People and Society Research Area

The ISG is home to a wide range of research focusing on the security, wellbeing, and opportunities for people in digitally-mediated contexts.

Our people and society research include participatory and speculative design, ethnography, the role of (geo)politics, as well as developing collaborative engagements across a wide range of disciplines. We are intrinsically involved at the heart of the UK and international sociotechnical research, publishing at top venues and working closely with numerous stakeholders and organisations to enhance our impact.

 

Our specialisms

The Ethnography Group at Royal Holloway, University of London was established in September 2022 by researchers in the Information Security Group. Most of us come from academic fields outside information security, including social and cultural anthropology, human and cultural geography, sociology, media and communication studies and critical criminology.
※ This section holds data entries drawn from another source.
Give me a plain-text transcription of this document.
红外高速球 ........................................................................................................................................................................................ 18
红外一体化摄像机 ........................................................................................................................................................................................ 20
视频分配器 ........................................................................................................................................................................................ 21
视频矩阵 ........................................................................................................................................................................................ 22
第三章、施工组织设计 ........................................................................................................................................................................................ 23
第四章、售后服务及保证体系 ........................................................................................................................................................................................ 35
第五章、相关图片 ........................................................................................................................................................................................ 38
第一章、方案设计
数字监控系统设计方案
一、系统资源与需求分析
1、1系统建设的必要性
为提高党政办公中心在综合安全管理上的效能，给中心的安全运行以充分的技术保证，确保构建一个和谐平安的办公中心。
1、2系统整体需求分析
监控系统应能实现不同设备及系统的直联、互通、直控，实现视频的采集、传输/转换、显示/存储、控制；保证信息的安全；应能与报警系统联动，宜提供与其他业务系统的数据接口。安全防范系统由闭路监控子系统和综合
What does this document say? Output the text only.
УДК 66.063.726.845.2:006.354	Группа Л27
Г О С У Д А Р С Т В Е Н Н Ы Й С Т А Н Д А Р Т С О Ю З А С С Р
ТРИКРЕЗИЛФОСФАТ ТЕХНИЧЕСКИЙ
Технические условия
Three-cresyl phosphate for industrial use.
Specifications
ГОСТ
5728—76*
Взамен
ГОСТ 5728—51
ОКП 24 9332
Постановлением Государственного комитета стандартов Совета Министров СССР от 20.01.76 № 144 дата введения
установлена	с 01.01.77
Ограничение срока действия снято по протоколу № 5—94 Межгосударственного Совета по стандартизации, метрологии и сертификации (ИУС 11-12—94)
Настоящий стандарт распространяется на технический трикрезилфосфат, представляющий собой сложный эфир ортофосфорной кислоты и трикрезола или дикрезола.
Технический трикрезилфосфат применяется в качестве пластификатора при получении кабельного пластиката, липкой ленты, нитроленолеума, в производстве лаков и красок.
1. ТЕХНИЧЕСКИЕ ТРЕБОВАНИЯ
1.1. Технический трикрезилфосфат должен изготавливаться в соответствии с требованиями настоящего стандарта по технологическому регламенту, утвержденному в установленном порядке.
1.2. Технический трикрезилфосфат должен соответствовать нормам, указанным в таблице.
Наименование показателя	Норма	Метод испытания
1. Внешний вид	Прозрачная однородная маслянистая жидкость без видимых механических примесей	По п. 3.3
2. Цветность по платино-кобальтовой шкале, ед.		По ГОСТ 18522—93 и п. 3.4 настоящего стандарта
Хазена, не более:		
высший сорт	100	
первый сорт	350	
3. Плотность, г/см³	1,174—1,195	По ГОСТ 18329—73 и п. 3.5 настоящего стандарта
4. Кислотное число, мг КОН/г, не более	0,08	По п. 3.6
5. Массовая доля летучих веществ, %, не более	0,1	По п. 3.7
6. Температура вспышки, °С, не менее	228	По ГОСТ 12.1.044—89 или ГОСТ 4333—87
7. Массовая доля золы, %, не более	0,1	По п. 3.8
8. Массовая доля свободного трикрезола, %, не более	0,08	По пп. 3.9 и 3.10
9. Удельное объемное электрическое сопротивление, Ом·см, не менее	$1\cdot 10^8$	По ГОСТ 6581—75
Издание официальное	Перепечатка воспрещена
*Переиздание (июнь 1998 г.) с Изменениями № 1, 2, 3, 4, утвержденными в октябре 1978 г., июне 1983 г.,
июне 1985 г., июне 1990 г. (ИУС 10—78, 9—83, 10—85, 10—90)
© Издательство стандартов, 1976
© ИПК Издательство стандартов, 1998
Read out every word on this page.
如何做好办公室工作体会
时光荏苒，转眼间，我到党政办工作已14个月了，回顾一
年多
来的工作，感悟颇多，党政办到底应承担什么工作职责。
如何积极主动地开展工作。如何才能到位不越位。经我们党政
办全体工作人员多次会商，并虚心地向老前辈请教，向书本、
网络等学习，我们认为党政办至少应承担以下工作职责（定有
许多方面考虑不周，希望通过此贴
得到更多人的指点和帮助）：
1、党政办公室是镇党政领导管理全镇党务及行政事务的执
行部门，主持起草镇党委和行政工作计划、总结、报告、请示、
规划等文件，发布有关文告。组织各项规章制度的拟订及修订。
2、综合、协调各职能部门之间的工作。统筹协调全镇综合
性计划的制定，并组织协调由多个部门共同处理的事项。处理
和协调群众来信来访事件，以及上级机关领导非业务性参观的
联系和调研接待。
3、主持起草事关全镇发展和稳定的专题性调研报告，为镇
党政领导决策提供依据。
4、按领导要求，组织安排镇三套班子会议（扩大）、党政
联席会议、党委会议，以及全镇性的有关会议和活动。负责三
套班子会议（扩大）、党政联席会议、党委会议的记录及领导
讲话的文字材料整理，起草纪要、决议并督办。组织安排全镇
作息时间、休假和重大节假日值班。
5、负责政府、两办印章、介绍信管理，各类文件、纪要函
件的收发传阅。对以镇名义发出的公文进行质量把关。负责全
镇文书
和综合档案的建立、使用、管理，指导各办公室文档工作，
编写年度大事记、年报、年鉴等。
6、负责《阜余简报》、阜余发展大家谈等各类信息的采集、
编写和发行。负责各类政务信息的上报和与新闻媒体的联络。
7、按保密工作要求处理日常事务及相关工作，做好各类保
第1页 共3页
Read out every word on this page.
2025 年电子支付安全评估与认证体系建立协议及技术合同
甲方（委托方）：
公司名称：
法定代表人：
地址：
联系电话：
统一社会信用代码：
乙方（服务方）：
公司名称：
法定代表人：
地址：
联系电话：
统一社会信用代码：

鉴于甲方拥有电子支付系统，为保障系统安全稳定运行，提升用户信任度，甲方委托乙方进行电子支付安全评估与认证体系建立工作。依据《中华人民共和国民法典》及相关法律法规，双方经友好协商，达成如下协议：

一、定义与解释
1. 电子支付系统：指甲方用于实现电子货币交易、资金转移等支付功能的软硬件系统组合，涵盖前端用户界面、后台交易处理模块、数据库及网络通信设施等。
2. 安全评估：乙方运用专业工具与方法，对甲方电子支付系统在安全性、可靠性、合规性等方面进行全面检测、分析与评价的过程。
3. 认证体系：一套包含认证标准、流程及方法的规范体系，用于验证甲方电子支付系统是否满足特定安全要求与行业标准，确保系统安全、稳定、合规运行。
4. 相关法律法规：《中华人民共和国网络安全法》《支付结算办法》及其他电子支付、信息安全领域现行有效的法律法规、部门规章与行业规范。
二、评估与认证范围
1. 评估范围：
Information security is concerned with securing information – and that which depends on it – from adversaries. Information security is thus a field centrally concerned with conflict, of protecting one interest against the other. Members of the Ethnography Group use ethnographic methods of inquiry to research distinct sites of conflicting interests as a way to understand information security needs and practices held among groups with no institutional representation. This includes research with domestic workers, single-household families on the poverty edge, `data-driven’ policing networks, mobile workforces, protesters, populations in post-conflict contexts, environmental and human-rights activists, to mention a few. Our focus is thus on groups that are under-represented in information security research and concerns the information security needs of people who interact with institutions, while not the institutions themselves.

The Information Politics Studio (IPS) is a new ‘studio’ founded in 2025 in the ISG. IPS seeks to creatively examine cyber security through a critical lens, with a particular focus on political economy and geopolitics. Unlike a conventional university laboratory or centre, this studio seeks to have greater flexibility and invites academics and early career researchers with a core interest in critical approaches to join us from other research institutions.